A multicentre, randomised, non-inferiority clinical trial comparing a nifurtimox-eflornithine combination to standard eflornithine monotherapy for late stage Trypanosoma brucei gambiense human African trypanosomiasis in Uganda.
- Competence Center for Methodology and Statistics
BACKGROUND: While the combination of nifurtimox and eflornithine (NECT) is currently recommended for the treatment of the late stage human African trypansomiasis (HAT), single-agent eflornithine was still the treatment of choice when this trial commenced. This study intended to provide supportive evidence to complement previous trials. METHODS: A multi-centre randomised, open-label, non-inferiority trial was carried out in the Trypanosoma brucei gambiense endemic districts of North-Western Uganda to compare the efficacy and safety of NECT (200 mg/kg eflornithine infusions every 12 h for 7 days and 8 hourly oral nifurtimox at 5 mg/kg for 10 days) to the standard eflornithine regimen (6 hourly at 100 mg/kg for 14 days).

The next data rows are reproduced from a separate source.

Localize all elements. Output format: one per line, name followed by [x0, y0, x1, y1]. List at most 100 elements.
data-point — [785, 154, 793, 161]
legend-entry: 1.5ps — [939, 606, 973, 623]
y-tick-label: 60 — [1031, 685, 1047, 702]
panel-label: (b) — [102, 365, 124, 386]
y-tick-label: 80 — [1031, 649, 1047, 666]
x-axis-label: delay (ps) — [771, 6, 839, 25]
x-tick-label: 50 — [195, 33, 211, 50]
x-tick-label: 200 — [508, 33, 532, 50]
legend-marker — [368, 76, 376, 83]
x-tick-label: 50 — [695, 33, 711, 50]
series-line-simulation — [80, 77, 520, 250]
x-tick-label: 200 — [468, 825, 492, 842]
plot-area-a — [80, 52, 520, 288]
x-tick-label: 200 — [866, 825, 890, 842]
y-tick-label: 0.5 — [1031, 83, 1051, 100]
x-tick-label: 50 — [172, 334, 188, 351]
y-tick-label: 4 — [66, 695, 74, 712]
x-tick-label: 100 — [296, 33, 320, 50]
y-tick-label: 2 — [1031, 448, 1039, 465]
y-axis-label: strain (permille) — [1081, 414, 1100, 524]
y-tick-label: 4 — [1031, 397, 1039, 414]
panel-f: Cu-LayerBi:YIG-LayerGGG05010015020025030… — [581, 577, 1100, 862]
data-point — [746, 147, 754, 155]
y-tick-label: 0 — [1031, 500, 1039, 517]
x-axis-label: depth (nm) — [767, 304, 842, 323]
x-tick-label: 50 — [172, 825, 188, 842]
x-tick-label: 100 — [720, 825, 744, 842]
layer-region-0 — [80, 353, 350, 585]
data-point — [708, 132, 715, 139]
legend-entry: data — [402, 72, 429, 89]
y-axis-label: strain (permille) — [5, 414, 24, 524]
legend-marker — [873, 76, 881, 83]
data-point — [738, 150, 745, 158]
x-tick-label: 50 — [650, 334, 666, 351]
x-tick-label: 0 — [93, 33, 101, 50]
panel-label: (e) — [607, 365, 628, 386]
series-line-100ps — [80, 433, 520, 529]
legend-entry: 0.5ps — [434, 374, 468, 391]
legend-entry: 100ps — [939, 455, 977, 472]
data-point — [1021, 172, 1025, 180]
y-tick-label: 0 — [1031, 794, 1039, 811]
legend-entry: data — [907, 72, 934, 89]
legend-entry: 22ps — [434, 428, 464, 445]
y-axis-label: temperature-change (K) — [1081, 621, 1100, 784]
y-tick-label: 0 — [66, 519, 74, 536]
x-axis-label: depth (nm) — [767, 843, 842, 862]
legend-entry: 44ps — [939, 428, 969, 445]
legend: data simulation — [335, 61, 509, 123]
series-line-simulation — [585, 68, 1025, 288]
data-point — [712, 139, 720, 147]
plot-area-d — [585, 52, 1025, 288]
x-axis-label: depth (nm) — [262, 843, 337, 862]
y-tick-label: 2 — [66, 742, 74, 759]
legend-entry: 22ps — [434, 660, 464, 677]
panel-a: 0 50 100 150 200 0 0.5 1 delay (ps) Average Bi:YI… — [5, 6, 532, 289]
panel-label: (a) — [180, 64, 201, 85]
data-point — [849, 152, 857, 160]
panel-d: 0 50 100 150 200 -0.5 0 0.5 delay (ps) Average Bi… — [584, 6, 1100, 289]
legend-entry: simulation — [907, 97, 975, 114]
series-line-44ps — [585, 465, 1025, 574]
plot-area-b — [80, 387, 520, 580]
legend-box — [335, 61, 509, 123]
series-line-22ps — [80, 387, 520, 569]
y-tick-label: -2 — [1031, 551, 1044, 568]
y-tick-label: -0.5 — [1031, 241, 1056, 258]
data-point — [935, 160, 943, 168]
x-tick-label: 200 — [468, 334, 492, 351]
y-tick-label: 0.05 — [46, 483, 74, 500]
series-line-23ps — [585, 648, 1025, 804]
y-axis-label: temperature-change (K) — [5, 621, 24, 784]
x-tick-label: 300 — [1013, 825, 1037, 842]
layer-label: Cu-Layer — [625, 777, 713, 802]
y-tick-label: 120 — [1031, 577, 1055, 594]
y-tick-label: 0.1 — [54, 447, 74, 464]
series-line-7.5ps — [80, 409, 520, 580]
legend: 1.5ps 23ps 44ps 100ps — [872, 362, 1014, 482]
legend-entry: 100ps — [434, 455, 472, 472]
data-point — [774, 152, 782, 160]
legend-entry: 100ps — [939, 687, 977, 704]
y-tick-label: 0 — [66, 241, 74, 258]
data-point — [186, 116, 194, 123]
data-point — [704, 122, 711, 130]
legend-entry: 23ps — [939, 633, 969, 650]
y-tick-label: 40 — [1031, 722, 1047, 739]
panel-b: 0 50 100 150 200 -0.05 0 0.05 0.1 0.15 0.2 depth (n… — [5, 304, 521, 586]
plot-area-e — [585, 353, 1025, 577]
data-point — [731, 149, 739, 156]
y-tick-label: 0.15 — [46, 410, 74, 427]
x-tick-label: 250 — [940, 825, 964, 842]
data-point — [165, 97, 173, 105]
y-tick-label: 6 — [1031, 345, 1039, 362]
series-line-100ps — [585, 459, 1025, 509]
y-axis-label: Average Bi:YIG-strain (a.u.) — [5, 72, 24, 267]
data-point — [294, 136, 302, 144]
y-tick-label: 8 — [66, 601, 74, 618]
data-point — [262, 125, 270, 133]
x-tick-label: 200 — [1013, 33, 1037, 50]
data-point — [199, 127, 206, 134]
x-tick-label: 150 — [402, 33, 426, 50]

The primary endpoint was the cure rate, determined as the proportion of patients alive and without laboratory signs of infection at 18 months post-treatment, with no demonstrated trypanosomes in the cerebrospinal fluid (CSF), blood or lymph node aspirates, and CSF white blood cell count < 20 /mul. The non-inferiority margin was set at 10%. RESULTS: One hundred and nine patients were enrolled; all contributed to the intent-to-treat (ITT), modified intent-to-treat (mITT) and safety populations, while 105 constituted the per-protocol population (PP). The cure rate was 90.9% for NECT and 88.9% for eflornithine in the ITT and mITT populations; the same was 90.6 and 88.5%, respectively in the PP population. Non-inferiority was demonstrated for NECT in all populations: differences in cure rates were 0.02 (95% CI: -0.07-0.11) and 0.02 (95% CI: -0.08-0.12) respectively. Two patients died while on treatment (1 in each arm), and 3 more during follow-up in the NECT arm. No difference was found between the two arms for the secondary efficacy and safety parameters. A meta-analysis involving several studies demonstrated non-inferiority of NECT to eflornithine monotherapy. CONCLUSIONS: These results confirm findings of earlier trials and support implementation of NECT as first-line treatment for late stage T. b. gambiense HAT. The overall risk difference for cure between NECT and eflornithine between this and two previous randomised controlled trials is 0.03 (95% CI: -0.02-0.08). The NECT regimen is simpler, safer, shorter and less expensive than single-agent DFMO. TRIAL REGISTRATION: ISRCTN ISRCTN03148609 (registered 18 April 2008).